To help you on the planning process for a property renovation, seek the assistance of a design professional such as an architect. Have them undertake a pre-design proposal to define the scope of work and time frames.

It is likely that you will uncover various obstacles to your project early on. To qualify and investigate these obstacles seek additional help from engineers or quantity surveyors.

The basic information that can help you start the process off will be:

  • Details of existing buildings and any building code violations that will need to be addressed in the new project.
  • Details of regional demographics of the business community and general population.
  • Details of any known planning applications for competition property changes or new properties near to you that could disrupt your property performance.
  • Plans of the zoning rules and regulations in the local area that can impact on your property.
  • Plans of the existing property to be refurbished. This is both site drawings and structural as built drawings.
  • A line sketch and conceptual drawings of the new property changes.
  • If necessary seek soil reports to identify soil stability and safety for the project.
  • An inspection of the existing property by an engineer to identify any concerns and structural issues.
  • Photographic record of the existing property and any key areas of structural or design concern.
  • Have informal meetings with the local council planning officers to identify their concerns regards the proposed development or renovation.
  • Be aware that the larger the renovation, the greater the possibility that the local planning office will require you to do a full building code upgrade at the same time of the renovation itself. This can be a significant cost burden that the property owner does not want.
  • A list of ‘must have items or targets’ that the project cannot do without.
  • A timeline of leases and tenant occupancy matters that need to be handled during the project.
  • A timeline of stages of the project that should be met given the seasonal business and climatic changes.
  • Target rentals and new lettable areas that will be created in the new renovation. Understand the minimum cash flow that you must produce from the project. Add to this the lease terms and conditions that will be required to give you the required cash flow.
  • Get an independent valuer to provide assessment of property value before and after the project or upgrade of the property.
  • Seek a solicitor to advise you regards the elements of leasing that will impact your new project and leased areas. Take particular care with retail leases as this will usually have key elements of legislation to be handled with any new leases.
  • Speak to local real estate agents to get an overview of property enquiry, needs and trends from the local area.

If all this information satisfies your initial project targets, then you know that you can proceed to a formal development plan and proposal that you can put to the local planning office.

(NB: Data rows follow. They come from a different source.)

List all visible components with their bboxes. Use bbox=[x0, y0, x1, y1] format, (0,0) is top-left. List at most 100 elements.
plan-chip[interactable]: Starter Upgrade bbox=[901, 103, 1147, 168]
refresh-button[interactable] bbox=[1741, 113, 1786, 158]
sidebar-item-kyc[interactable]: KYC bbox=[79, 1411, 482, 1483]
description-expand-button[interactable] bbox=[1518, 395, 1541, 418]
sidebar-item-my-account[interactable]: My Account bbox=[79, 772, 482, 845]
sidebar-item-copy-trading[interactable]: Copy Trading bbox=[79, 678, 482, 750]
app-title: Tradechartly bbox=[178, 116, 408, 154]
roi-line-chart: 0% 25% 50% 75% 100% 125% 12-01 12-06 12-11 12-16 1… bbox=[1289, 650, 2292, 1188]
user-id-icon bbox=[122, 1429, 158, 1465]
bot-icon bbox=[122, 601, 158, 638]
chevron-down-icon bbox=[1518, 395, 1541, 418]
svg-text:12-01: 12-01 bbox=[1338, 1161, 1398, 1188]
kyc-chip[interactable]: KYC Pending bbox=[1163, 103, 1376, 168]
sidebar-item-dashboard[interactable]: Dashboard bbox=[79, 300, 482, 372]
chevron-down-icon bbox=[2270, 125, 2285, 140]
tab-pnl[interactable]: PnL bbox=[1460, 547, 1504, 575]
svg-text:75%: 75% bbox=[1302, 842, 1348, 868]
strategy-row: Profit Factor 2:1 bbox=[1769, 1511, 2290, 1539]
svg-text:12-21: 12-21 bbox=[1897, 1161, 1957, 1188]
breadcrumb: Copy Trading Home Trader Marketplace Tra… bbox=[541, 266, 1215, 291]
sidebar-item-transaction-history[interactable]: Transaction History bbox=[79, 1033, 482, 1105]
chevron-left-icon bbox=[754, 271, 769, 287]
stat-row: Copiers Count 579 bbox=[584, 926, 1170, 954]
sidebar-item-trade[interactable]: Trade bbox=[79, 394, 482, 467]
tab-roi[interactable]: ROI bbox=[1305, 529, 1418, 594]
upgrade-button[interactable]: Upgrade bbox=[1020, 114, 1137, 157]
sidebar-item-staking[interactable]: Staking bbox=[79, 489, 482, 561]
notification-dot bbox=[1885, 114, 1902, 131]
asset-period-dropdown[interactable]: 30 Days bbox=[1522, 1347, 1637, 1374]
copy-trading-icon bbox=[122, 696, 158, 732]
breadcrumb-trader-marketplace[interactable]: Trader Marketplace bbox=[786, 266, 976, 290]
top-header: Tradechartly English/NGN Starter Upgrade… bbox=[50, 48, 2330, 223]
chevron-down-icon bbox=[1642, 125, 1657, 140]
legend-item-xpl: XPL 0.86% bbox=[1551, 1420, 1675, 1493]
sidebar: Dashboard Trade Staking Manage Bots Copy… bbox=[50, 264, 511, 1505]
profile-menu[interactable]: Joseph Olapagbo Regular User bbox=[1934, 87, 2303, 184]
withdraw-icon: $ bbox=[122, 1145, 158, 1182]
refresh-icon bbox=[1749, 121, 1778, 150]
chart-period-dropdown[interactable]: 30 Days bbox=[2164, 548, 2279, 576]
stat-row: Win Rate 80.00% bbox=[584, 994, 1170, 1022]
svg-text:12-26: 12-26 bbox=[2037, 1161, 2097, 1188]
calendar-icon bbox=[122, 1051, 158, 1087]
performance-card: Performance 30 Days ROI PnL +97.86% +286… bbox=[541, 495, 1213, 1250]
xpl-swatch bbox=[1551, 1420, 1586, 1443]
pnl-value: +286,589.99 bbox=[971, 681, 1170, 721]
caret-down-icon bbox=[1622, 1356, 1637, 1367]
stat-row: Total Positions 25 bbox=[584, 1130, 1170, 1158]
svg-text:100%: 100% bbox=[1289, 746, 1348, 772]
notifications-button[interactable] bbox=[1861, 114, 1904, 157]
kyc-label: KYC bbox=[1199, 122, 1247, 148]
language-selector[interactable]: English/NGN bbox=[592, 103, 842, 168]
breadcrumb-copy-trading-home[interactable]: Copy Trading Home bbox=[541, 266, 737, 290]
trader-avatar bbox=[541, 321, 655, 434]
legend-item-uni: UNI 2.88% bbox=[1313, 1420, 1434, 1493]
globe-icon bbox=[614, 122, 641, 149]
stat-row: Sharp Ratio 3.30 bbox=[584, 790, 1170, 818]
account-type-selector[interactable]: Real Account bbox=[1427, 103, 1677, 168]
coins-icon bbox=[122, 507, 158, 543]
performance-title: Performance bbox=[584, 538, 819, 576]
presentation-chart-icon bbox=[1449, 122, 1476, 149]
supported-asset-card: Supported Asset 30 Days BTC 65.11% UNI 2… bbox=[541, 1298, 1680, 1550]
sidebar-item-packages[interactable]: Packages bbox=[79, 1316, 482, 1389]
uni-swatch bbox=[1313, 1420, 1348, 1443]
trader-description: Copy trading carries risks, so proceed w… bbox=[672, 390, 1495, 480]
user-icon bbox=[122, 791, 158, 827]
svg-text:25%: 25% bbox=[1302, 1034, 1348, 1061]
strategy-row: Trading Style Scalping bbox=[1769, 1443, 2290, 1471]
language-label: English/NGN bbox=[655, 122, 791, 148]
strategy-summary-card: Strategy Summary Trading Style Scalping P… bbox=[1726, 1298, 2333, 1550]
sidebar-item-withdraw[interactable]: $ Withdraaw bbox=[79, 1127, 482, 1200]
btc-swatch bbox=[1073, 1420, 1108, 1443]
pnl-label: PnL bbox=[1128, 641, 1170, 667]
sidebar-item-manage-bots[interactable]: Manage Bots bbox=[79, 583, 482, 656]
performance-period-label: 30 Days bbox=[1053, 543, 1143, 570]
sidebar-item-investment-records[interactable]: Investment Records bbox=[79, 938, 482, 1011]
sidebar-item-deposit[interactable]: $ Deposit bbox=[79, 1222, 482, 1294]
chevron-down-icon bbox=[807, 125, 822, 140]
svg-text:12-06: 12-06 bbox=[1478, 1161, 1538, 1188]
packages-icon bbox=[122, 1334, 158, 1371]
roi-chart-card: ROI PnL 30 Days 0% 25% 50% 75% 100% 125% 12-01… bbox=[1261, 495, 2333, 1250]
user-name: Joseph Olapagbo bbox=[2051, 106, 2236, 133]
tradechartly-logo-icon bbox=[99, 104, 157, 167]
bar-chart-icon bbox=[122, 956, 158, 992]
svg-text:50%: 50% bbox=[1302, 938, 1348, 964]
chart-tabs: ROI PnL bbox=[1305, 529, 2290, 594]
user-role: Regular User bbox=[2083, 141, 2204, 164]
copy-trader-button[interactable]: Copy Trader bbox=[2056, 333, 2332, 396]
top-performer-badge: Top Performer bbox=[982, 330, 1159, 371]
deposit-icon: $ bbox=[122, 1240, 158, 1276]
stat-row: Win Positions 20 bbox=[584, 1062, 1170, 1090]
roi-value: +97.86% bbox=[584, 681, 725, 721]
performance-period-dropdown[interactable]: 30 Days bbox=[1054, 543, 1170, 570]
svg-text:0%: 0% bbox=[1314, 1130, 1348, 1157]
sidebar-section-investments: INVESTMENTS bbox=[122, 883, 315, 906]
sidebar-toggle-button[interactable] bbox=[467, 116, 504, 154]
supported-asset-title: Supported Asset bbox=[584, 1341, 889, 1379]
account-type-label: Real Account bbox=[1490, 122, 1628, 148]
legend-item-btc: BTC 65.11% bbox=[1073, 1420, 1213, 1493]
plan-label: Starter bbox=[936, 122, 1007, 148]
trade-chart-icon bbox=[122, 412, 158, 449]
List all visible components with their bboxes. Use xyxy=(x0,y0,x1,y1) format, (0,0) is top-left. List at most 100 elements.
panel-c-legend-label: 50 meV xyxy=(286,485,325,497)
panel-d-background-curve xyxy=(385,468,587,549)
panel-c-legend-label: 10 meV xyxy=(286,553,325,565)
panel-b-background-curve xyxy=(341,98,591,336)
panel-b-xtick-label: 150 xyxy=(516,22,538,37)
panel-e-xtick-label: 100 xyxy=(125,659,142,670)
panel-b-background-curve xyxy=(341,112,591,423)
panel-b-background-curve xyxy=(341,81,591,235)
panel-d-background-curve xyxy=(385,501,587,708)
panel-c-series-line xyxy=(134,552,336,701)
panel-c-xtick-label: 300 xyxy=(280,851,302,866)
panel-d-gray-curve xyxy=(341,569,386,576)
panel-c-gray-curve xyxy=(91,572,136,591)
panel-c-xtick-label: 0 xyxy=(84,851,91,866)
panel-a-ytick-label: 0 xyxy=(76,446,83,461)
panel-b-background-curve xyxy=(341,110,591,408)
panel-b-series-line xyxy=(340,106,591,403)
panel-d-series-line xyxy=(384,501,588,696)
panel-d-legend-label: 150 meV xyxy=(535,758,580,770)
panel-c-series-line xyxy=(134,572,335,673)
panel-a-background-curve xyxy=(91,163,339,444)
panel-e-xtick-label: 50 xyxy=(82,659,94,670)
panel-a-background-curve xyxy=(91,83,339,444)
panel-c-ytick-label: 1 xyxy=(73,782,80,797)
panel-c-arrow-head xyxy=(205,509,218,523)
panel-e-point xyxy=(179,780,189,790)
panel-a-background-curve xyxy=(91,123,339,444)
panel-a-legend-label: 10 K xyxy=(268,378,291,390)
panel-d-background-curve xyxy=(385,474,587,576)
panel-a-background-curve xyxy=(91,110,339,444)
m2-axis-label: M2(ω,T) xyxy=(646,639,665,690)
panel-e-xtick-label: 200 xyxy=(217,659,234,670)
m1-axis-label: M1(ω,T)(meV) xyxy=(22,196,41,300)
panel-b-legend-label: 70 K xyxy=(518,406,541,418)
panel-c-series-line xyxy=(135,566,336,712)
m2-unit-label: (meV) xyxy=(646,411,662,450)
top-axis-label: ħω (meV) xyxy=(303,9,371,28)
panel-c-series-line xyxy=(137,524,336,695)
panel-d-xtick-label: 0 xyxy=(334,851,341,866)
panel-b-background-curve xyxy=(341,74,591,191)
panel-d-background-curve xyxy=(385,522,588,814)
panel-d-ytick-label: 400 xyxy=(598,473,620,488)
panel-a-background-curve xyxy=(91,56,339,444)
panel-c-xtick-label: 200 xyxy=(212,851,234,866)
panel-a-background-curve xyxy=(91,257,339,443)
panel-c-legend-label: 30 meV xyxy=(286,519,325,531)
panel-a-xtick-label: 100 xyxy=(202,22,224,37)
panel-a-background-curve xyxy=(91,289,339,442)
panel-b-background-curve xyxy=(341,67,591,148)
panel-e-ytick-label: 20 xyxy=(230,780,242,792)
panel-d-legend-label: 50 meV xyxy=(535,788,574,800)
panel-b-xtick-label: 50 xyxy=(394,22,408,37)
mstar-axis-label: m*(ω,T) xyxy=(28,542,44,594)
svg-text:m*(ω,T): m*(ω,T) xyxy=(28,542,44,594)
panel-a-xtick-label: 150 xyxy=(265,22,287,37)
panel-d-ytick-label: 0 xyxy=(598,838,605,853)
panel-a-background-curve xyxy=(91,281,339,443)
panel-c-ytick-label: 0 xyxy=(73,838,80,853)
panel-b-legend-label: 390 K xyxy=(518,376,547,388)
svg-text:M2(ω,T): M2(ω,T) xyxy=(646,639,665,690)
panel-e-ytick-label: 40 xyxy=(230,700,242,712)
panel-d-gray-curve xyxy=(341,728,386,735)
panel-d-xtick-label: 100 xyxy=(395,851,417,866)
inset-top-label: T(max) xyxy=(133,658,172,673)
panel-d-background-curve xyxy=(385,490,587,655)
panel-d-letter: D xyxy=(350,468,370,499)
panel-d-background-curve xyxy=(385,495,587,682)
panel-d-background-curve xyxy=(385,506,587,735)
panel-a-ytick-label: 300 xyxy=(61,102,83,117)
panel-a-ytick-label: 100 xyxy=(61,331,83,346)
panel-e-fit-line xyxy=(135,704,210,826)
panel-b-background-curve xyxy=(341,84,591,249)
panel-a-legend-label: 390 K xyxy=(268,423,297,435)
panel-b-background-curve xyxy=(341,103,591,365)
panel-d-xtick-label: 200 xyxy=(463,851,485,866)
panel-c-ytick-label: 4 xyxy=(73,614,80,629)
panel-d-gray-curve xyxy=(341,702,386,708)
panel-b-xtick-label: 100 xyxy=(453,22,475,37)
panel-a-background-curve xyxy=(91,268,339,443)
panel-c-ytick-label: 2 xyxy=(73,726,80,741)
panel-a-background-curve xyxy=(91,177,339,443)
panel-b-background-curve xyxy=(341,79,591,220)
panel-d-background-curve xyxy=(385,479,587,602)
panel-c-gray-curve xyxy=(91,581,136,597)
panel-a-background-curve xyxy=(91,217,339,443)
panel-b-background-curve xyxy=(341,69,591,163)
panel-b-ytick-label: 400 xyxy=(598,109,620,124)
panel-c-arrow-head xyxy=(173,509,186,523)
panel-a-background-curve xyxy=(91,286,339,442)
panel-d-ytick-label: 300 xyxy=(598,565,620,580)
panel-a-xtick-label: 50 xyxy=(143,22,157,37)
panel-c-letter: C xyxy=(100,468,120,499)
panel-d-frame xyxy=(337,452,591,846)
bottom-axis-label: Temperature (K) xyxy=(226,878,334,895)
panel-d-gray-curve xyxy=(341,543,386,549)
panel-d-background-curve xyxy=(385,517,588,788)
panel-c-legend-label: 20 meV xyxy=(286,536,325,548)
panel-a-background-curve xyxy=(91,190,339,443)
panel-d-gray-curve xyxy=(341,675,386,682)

As you compile this information, make it clear to the architects or engineers that this is strictly a pre-design project and that he or she will not be responsible for the final project at this stage. That lifts the pressure on their calculations and allows them to make valued and unbiased judgment. It gives you more accurate information at the early stages of the renovation or refurbishment. It is better to stop or adjust the project at the early stages than leave it to costly adjustments later.